Built at the intersection of two rivers, Kuala Lumpur (literally “muddy confluence”) is a modern city of gleaming towers. That is a far cry from the boggy encampment established by Chinese tin prospectors in the middle of the 19th century.
Foreign prospectors in the Malaysian capital today are more likely to be seeking their fortune in oil and gas, but a decline in that sector has hit the city’s property market — just one of a muddy confluence of factors behind the fall in local prices over the past few years.
Asking prices in Kuala Lumpur — Malaysia’s largest city — came down 2.3 per cent in the year to October 2017, according to Malaysian property portal PropertyGuru, even as the national economy picked up overall. “The contraction of the oil and gas sector has caused a tightening of housing allowances for expatriates, and therefore the luxury segment is presently not in high demand,” says Amy Wong, head of real estate research at estate agent Savills’ Kuala Lumpur office.
That sector, which is the “dominant office space occupier [and has] driven demand for rentals of luxury condominium units in Kuala Lumpur city centre . . . has been relatively quiet in 2018, and for the past three years”, she adds.
Falling prices are also a result of “the slew of cooling measures implemented to curb speculative activities in the local property market since 2012 has met its objective”, says Judy Ong, executive director at estate agent Knight Frank Malaysia. Government measures included increasing capital gains tax and raising the minimum price of property available to foreign buyers.
In addition to those measures, an oversupply of condominiums is hitting the top end of the market. At the end of last year, 14 per cent of residential units in Kuala Lumpur were unsold, according to a report from rating agency Moody’s. The majority of new units were priced over RM250,000 ($62,000), the threshold to qualify as affordable, according to the Central Bank of Malaysia.
Responding to the glut of unsold properties, last November the Malaysian government introduced a freeze on new developments of condos priced above RM1m, although the measure will be applied on a case-by-case basis and is temporary.
Tough conditions and the imposition of capital controls in China (Malaysia’s largest foreign market) have seen “developers diversifying their target market to other countries such as Indonesia, Singapore, Taiwan and Hong Kong to boost sales”, says Ong.
But while property values have held steady or fallen over the past few years, for many in Kuala Lumpur, prices remain unaffordable. In 2016, median annual income in the city was RM108,876, against a median house price of RM620,000, according to the Central Bank of Malaysia.

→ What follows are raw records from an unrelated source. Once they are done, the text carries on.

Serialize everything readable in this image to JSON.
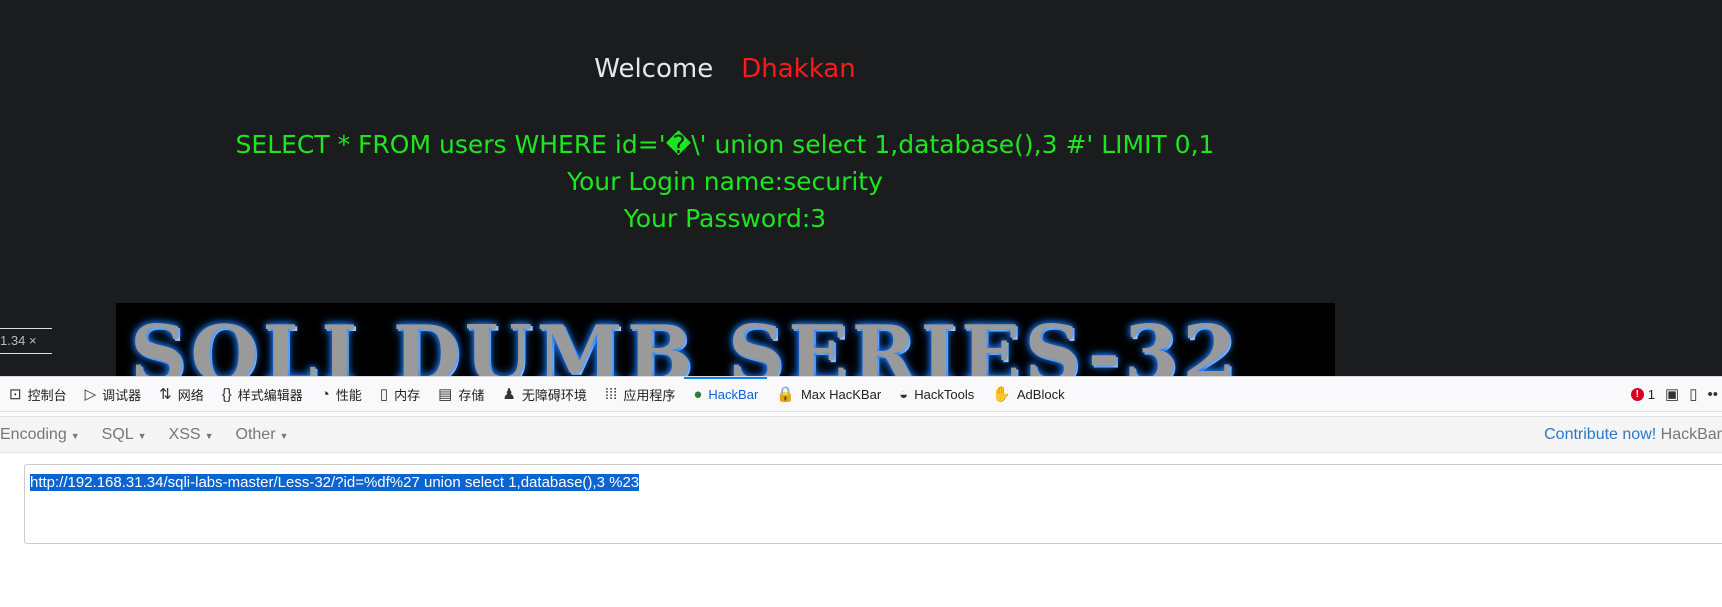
{
  "page": {
    "welcome": "Welcome",
    "name": "Dhakkan",
    "query": "SELECT * FROM users WHERE id='�\\' union select 1,database(),3 #' LIMIT 0,1",
    "login": "Your Login name:security",
    "password": "Your Password:3",
    "banner": "SQLI DUMB SERIES-32",
    "url_tab": "1.34",
    "url_tab_close": "×"
  },
  "devtools": {
    "tabs": [
      {
        "icon": "console-icon",
        "glyph": "⊡",
        "label": "控制台"
      },
      {
        "icon": "debugger-icon",
        "glyph": "▷",
        "label": "调试器"
      },
      {
        "icon": "network-icon",
        "glyph": "⇅",
        "label": "网络"
      },
      {
        "icon": "style-editor-icon",
        "glyph": "{}",
        "label": "样式编辑器"
      },
      {
        "icon": "performance-icon",
        "glyph": "◔",
        "label": "性能"
      },
      {
        "icon": "memory-icon",
        "glyph": "▯",
        "label": "内存"
      },
      {
        "icon": "storage-icon",
        "glyph": "▤",
        "label": "存储"
      },
      {
        "icon": "accessibility-icon",
        "glyph": "♟",
        "label": "无障碍环境"
      },
      {
        "icon": "application-icon",
        "glyph": "⁞⁞⁞",
        "label": "应用程序"
      },
      {
        "icon": "hackbar-icon",
        "glyph": "●",
        "label": "HackBar"
      },
      {
        "icon": "max-hackbar-icon",
        "glyph": "🔒",
        "label": "Max HacKBar"
      },
      {
        "icon": "hacktools-icon",
        "glyph": "◒",
        "label": "HackTools"
      },
      {
        "icon": "adblock-icon",
        "glyph": "✋",
        "label": "AdBlock"
      }
    ],
    "active_tab": "HackBar",
    "error_count": "1",
    "accent": "#0a84ff"
  },
  "hackbar": {
    "menus": [
      "Encoding",
      "SQL",
      "XSS",
      "Other"
    ],
    "contribute": "Contribute now!",
    "brand": "HackBar",
    "url": "http://192.168.31.34/sqli-labs-master/Less-32/?id=%df%27 union select 1,database(),3 %23"
  }
}
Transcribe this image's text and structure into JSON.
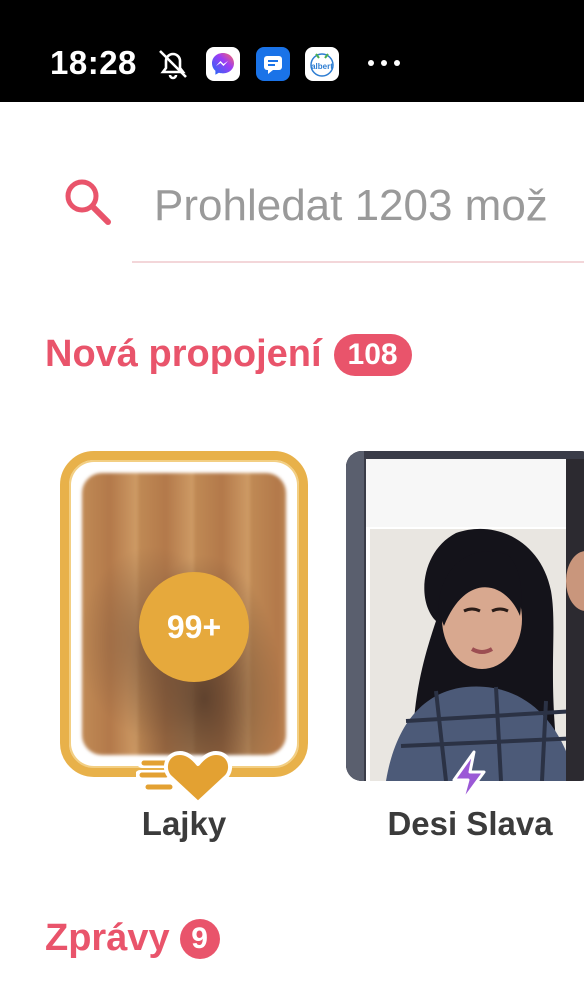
{
  "status_bar": {
    "time": "18:28",
    "icons": [
      "mute-icon",
      "messenger-icon",
      "messages-icon",
      "albert-icon",
      "more-icon"
    ],
    "albert_label": "albert"
  },
  "search": {
    "placeholder": "Prohledat 1203 mož"
  },
  "new_matches": {
    "title": "Nová propojení",
    "count": "108",
    "items": [
      {
        "label": "Lajky",
        "count": "99+"
      },
      {
        "label": "Desi Slava"
      }
    ]
  },
  "messages": {
    "title": "Zprávy",
    "count": "9"
  },
  "colors": {
    "accent": "#e9546b",
    "gold": "#e8b14a",
    "boost": "#9b59d6"
  }
}
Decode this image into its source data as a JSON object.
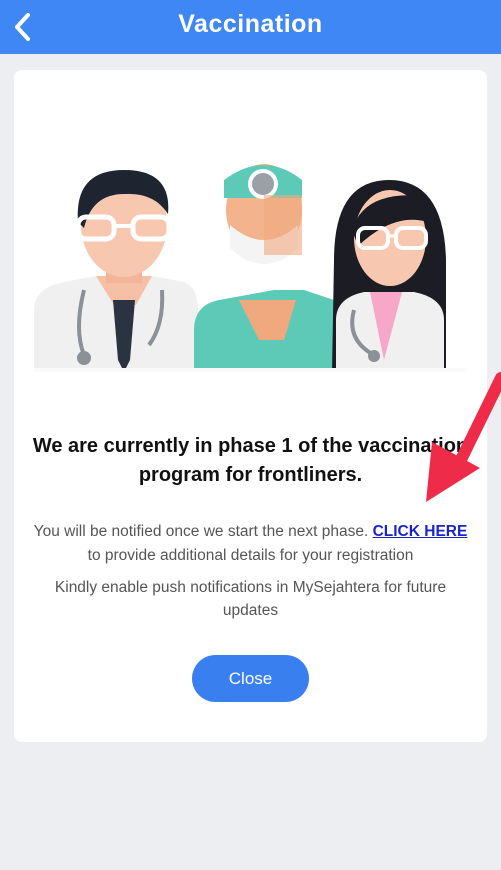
{
  "header": {
    "title": "Vaccination",
    "back_icon": "chevron-left-icon"
  },
  "dialog": {
    "illustration": "three-healthcare-workers",
    "headline": "We are currently in phase 1 of the vaccination program for frontliners.",
    "message_prefix": "You will be notified once we start the next phase. ",
    "link_label": "CLICK HERE",
    "message_suffix": " to provide additional details for your registration",
    "notify_text": "Kindly enable push notifications in MySejahtera for future updates",
    "close_label": "Close"
  },
  "overlay": {
    "arrow": "red-arrow-annotation"
  },
  "colors": {
    "header": "#3f87f4",
    "button": "#3a7ff0",
    "link": "#1b24c9",
    "arrow": "#ef2b4a"
  }
}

The ratio of prices to earnings has made ownership challenging for many but, says Wong, “the mass and affordable housing segment has been active, with well-priced starter homes in good locations enjoying brisk sales rates”.

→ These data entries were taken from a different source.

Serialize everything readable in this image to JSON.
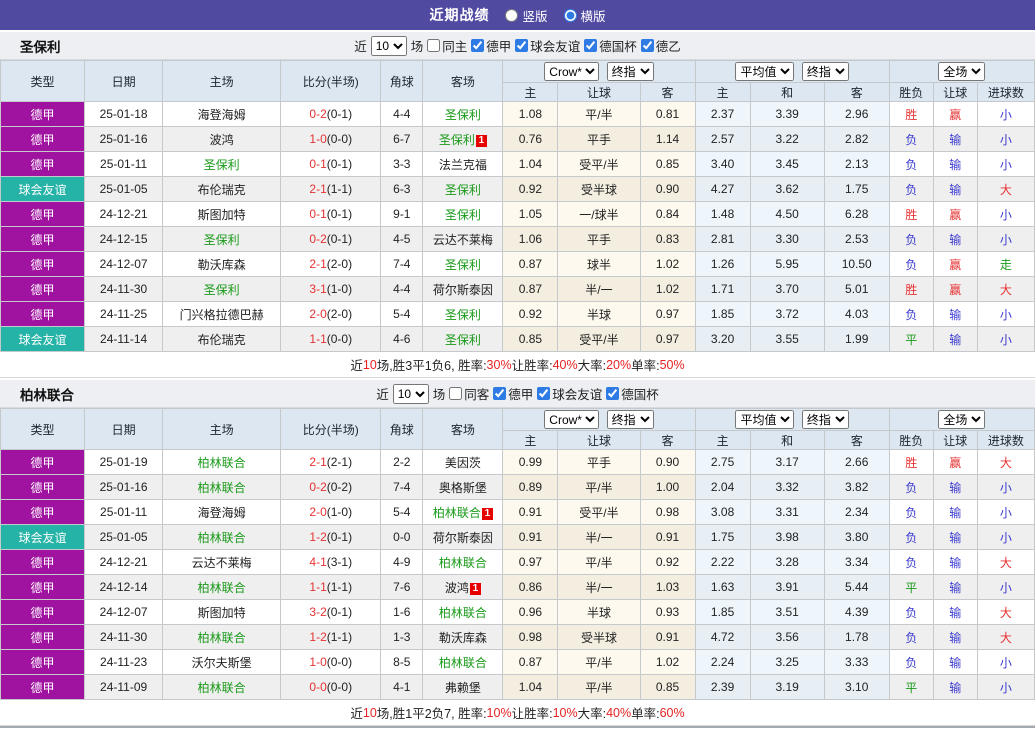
{
  "header": {
    "title": "近期战绩",
    "layout_options": [
      {
        "label": "竖版",
        "selected": false
      },
      {
        "label": "横版",
        "selected": true
      }
    ]
  },
  "columns": {
    "left": [
      "类型",
      "日期",
      "主场",
      "比分(半场)",
      "角球",
      "客场"
    ],
    "sub": [
      "主",
      "让球",
      "客",
      "主",
      "和",
      "客",
      "胜负",
      "让球",
      "进球数"
    ]
  },
  "selects": {
    "crow": "Crow*",
    "final": "终指",
    "avg": "平均值",
    "full": "全场"
  },
  "colors": {
    "topbar": "#514aa1",
    "league": {
      "德甲": "#a012a0",
      "球会友谊": "#26b3a7"
    },
    "focus_team": "#1a9a1a",
    "score_ft": "#e63232",
    "result": {
      "胜": "#e63232",
      "负": "#3a3ad0",
      "平": "#1a9a1a",
      "赢": "#e63232",
      "输": "#3a3ad0",
      "走": "#1a9a1a",
      "大": "#e63232",
      "小": "#3a3ad0"
    }
  },
  "sections": [
    {
      "team": "圣保利",
      "filter": {
        "prefix": "近",
        "count": "10",
        "suffix": "场",
        "same": {
          "label": "同主",
          "checked": false
        },
        "leagues": [
          {
            "label": "德甲",
            "checked": true
          },
          {
            "label": "球会友谊",
            "checked": true
          },
          {
            "label": "德国杯",
            "checked": true
          },
          {
            "label": "德乙",
            "checked": true
          }
        ]
      },
      "rows": [
        {
          "lg": "德甲",
          "dt": "25-01-18",
          "h": "海登海姆",
          "hf": 0,
          "hrc": "",
          "a": "圣保利",
          "af": 1,
          "arc": "",
          "ft": "0-2",
          "ht": "(0-1)",
          "cn": "4-4",
          "lt": [
            "1.08",
            "平/半",
            "0.81"
          ],
          "av": [
            "2.37",
            "3.39",
            "2.96"
          ],
          "rs": [
            "胜",
            "赢",
            "小"
          ]
        },
        {
          "lg": "德甲",
          "dt": "25-01-16",
          "h": "波鸿",
          "hf": 0,
          "hrc": "",
          "a": "圣保利",
          "af": 1,
          "arc": "1",
          "ft": "1-0",
          "ht": "(0-0)",
          "cn": "6-7",
          "lt": [
            "0.76",
            "平手",
            "1.14"
          ],
          "av": [
            "2.57",
            "3.22",
            "2.82"
          ],
          "rs": [
            "负",
            "输",
            "小"
          ]
        },
        {
          "lg": "德甲",
          "dt": "25-01-11",
          "h": "圣保利",
          "hf": 1,
          "hrc": "",
          "a": "法兰克福",
          "af": 0,
          "arc": "",
          "ft": "0-1",
          "ht": "(0-1)",
          "cn": "3-3",
          "lt": [
            "1.04",
            "受平/半",
            "0.85"
          ],
          "av": [
            "3.40",
            "3.45",
            "2.13"
          ],
          "rs": [
            "负",
            "输",
            "小"
          ]
        },
        {
          "lg": "球会友谊",
          "dt": "25-01-05",
          "h": "布伦瑞克",
          "hf": 0,
          "hrc": "",
          "a": "圣保利",
          "af": 1,
          "arc": "",
          "ft": "2-1",
          "ht": "(1-1)",
          "cn": "6-3",
          "lt": [
            "0.92",
            "受半球",
            "0.90"
          ],
          "av": [
            "4.27",
            "3.62",
            "1.75"
          ],
          "rs": [
            "负",
            "输",
            "大"
          ]
        },
        {
          "lg": "德甲",
          "dt": "24-12-21",
          "h": "斯图加特",
          "hf": 0,
          "hrc": "",
          "a": "圣保利",
          "af": 1,
          "arc": "",
          "ft": "0-1",
          "ht": "(0-1)",
          "cn": "9-1",
          "lt": [
            "1.05",
            "一/球半",
            "0.84"
          ],
          "av": [
            "1.48",
            "4.50",
            "6.28"
          ],
          "rs": [
            "胜",
            "赢",
            "小"
          ]
        },
        {
          "lg": "德甲",
          "dt": "24-12-15",
          "h": "圣保利",
          "hf": 1,
          "hrc": "",
          "a": "云达不莱梅",
          "af": 0,
          "arc": "",
          "ft": "0-2",
          "ht": "(0-1)",
          "cn": "4-5",
          "lt": [
            "1.06",
            "平手",
            "0.83"
          ],
          "av": [
            "2.81",
            "3.30",
            "2.53"
          ],
          "rs": [
            "负",
            "输",
            "小"
          ]
        },
        {
          "lg": "德甲",
          "dt": "24-12-07",
          "h": "勒沃库森",
          "hf": 0,
          "hrc": "",
          "a": "圣保利",
          "af": 1,
          "arc": "",
          "ft": "2-1",
          "ht": "(2-0)",
          "cn": "7-4",
          "lt": [
            "0.87",
            "球半",
            "1.02"
          ],
          "av": [
            "1.26",
            "5.95",
            "10.50"
          ],
          "rs": [
            "负",
            "赢",
            "走"
          ]
        },
        {
          "lg": "德甲",
          "dt": "24-11-30",
          "h": "圣保利",
          "hf": 1,
          "hrc": "",
          "a": "荷尔斯泰因",
          "af": 0,
          "arc": "",
          "ft": "3-1",
          "ht": "(1-0)",
          "cn": "4-4",
          "lt": [
            "0.87",
            "半/一",
            "1.02"
          ],
          "av": [
            "1.71",
            "3.70",
            "5.01"
          ],
          "rs": [
            "胜",
            "赢",
            "大"
          ]
        },
        {
          "lg": "德甲",
          "dt": "24-11-25",
          "h": "门兴格拉德巴赫",
          "hf": 0,
          "hrc": "",
          "a": "圣保利",
          "af": 1,
          "arc": "",
          "ft": "2-0",
          "ht": "(2-0)",
          "cn": "5-4",
          "lt": [
            "0.92",
            "半球",
            "0.97"
          ],
          "av": [
            "1.85",
            "3.72",
            "4.03"
          ],
          "rs": [
            "负",
            "输",
            "小"
          ]
        },
        {
          "lg": "球会友谊",
          "dt": "24-11-14",
          "h": "布伦瑞克",
          "hf": 0,
          "hrc": "",
          "a": "圣保利",
          "af": 1,
          "arc": "",
          "ft": "1-1",
          "ht": "(0-0)",
          "cn": "4-6",
          "lt": [
            "0.85",
            "受平/半",
            "0.97"
          ],
          "av": [
            "3.20",
            "3.55",
            "1.99"
          ],
          "rs": [
            "平",
            "输",
            "小"
          ]
        }
      ],
      "summary": [
        [
          "近",
          0
        ],
        [
          "10",
          1
        ],
        [
          "场,胜3平1负6, 胜率:",
          0
        ],
        [
          "30%",
          1
        ],
        [
          " 让胜率:",
          0
        ],
        [
          "40%",
          1
        ],
        [
          " 大率:",
          0
        ],
        [
          "20%",
          1
        ],
        [
          " 单率:",
          0
        ],
        [
          "50%",
          1
        ]
      ]
    },
    {
      "team": "柏林联合",
      "filter": {
        "prefix": "近",
        "count": "10",
        "suffix": "场",
        "same": {
          "label": "同客",
          "checked": false
        },
        "leagues": [
          {
            "label": "德甲",
            "checked": true
          },
          {
            "label": "球会友谊",
            "checked": true
          },
          {
            "label": "德国杯",
            "checked": true
          }
        ]
      },
      "rows": [
        {
          "lg": "德甲",
          "dt": "25-01-19",
          "h": "柏林联合",
          "hf": 1,
          "hrc": "",
          "a": "美因茨",
          "af": 0,
          "arc": "",
          "ft": "2-1",
          "ht": "(2-1)",
          "cn": "2-2",
          "lt": [
            "0.99",
            "平手",
            "0.90"
          ],
          "av": [
            "2.75",
            "3.17",
            "2.66"
          ],
          "rs": [
            "胜",
            "赢",
            "大"
          ]
        },
        {
          "lg": "德甲",
          "dt": "25-01-16",
          "h": "柏林联合",
          "hf": 1,
          "hrc": "",
          "a": "奥格斯堡",
          "af": 0,
          "arc": "",
          "ft": "0-2",
          "ht": "(0-2)",
          "cn": "7-4",
          "lt": [
            "0.89",
            "平/半",
            "1.00"
          ],
          "av": [
            "2.04",
            "3.32",
            "3.82"
          ],
          "rs": [
            "负",
            "输",
            "小"
          ]
        },
        {
          "lg": "德甲",
          "dt": "25-01-11",
          "h": "海登海姆",
          "hf": 0,
          "hrc": "",
          "a": "柏林联合",
          "af": 1,
          "arc": "1",
          "ft": "2-0",
          "ht": "(1-0)",
          "cn": "5-4",
          "lt": [
            "0.91",
            "受平/半",
            "0.98"
          ],
          "av": [
            "3.08",
            "3.31",
            "2.34"
          ],
          "rs": [
            "负",
            "输",
            "小"
          ]
        },
        {
          "lg": "球会友谊",
          "dt": "25-01-05",
          "h": "柏林联合",
          "hf": 1,
          "hrc": "",
          "a": "荷尔斯泰因",
          "af": 0,
          "arc": "",
          "ft": "1-2",
          "ht": "(0-1)",
          "cn": "0-0",
          "lt": [
            "0.91",
            "半/一",
            "0.91"
          ],
          "av": [
            "1.75",
            "3.98",
            "3.80"
          ],
          "rs": [
            "负",
            "输",
            "小"
          ]
        },
        {
          "lg": "德甲",
          "dt": "24-12-21",
          "h": "云达不莱梅",
          "hf": 0,
          "hrc": "",
          "a": "柏林联合",
          "af": 1,
          "arc": "",
          "ft": "4-1",
          "ht": "(3-1)",
          "cn": "4-9",
          "lt": [
            "0.97",
            "平/半",
            "0.92"
          ],
          "av": [
            "2.22",
            "3.28",
            "3.34"
          ],
          "rs": [
            "负",
            "输",
            "大"
          ]
        },
        {
          "lg": "德甲",
          "dt": "24-12-14",
          "h": "柏林联合",
          "hf": 1,
          "hrc": "",
          "a": "波鸿",
          "af": 0,
          "arc": "1",
          "ft": "1-1",
          "ht": "(1-1)",
          "cn": "7-6",
          "lt": [
            "0.86",
            "半/一",
            "1.03"
          ],
          "av": [
            "1.63",
            "3.91",
            "5.44"
          ],
          "rs": [
            "平",
            "输",
            "小"
          ]
        },
        {
          "lg": "德甲",
          "dt": "24-12-07",
          "h": "斯图加特",
          "hf": 0,
          "hrc": "",
          "a": "柏林联合",
          "af": 1,
          "arc": "",
          "ft": "3-2",
          "ht": "(0-1)",
          "cn": "1-6",
          "lt": [
            "0.96",
            "半球",
            "0.93"
          ],
          "av": [
            "1.85",
            "3.51",
            "4.39"
          ],
          "rs": [
            "负",
            "输",
            "大"
          ]
        },
        {
          "lg": "德甲",
          "dt": "24-11-30",
          "h": "柏林联合",
          "hf": 1,
          "hrc": "",
          "a": "勒沃库森",
          "af": 0,
          "arc": "",
          "ft": "1-2",
          "ht": "(1-1)",
          "cn": "1-3",
          "lt": [
            "0.98",
            "受半球",
            "0.91"
          ],
          "av": [
            "4.72",
            "3.56",
            "1.78"
          ],
          "rs": [
            "负",
            "输",
            "大"
          ]
        },
        {
          "lg": "德甲",
          "dt": "24-11-23",
          "h": "沃尔夫斯堡",
          "hf": 0,
          "hrc": "",
          "a": "柏林联合",
          "af": 1,
          "arc": "",
          "ft": "1-0",
          "ht": "(0-0)",
          "cn": "8-5",
          "lt": [
            "0.87",
            "平/半",
            "1.02"
          ],
          "av": [
            "2.24",
            "3.25",
            "3.33"
          ],
          "rs": [
            "负",
            "输",
            "小"
          ]
        },
        {
          "lg": "德甲",
          "dt": "24-11-09",
          "h": "柏林联合",
          "hf": 1,
          "hrc": "",
          "a": "弗赖堡",
          "af": 0,
          "arc": "",
          "ft": "0-0",
          "ht": "(0-0)",
          "cn": "4-1",
          "lt": [
            "1.04",
            "平/半",
            "0.85"
          ],
          "av": [
            "2.39",
            "3.19",
            "3.10"
          ],
          "rs": [
            "平",
            "输",
            "小"
          ]
        }
      ],
      "summary": [
        [
          "近",
          0
        ],
        [
          "10",
          1
        ],
        [
          "场,胜1平2负7, 胜率:",
          0
        ],
        [
          "10%",
          1
        ],
        [
          " 让胜率:",
          0
        ],
        [
          "10%",
          1
        ],
        [
          " 大率:",
          0
        ],
        [
          "40%",
          1
        ],
        [
          " 单率:",
          0
        ],
        [
          "60%",
          1
        ]
      ]
    }
  ]
}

According to PropertyGuru, however, transaction volumes took a significant hit last year. The portal’s analysis, which covers a snapshot of the market, shows volumes down dramatically year on year. “Sellers in Kuala Lumpur have been reported to drop their asking prices by as much as 20 to 30 per cent,” it says.
Kuala Lumpur still represents value compared with other south-east Asian capitals: a square foot in the city trades for $400-$700, against $900-$1,000 in Bangkok and $2,000 or more in Singapore, according to property consultants Rahim & Co. But uncertainty prevails about where the market will go — or perhaps how much further downward it will trend. The surprise election this May of 93-year old Mahathir Mohamad as prime minister has only made it harder to divine the future of the city’s property market.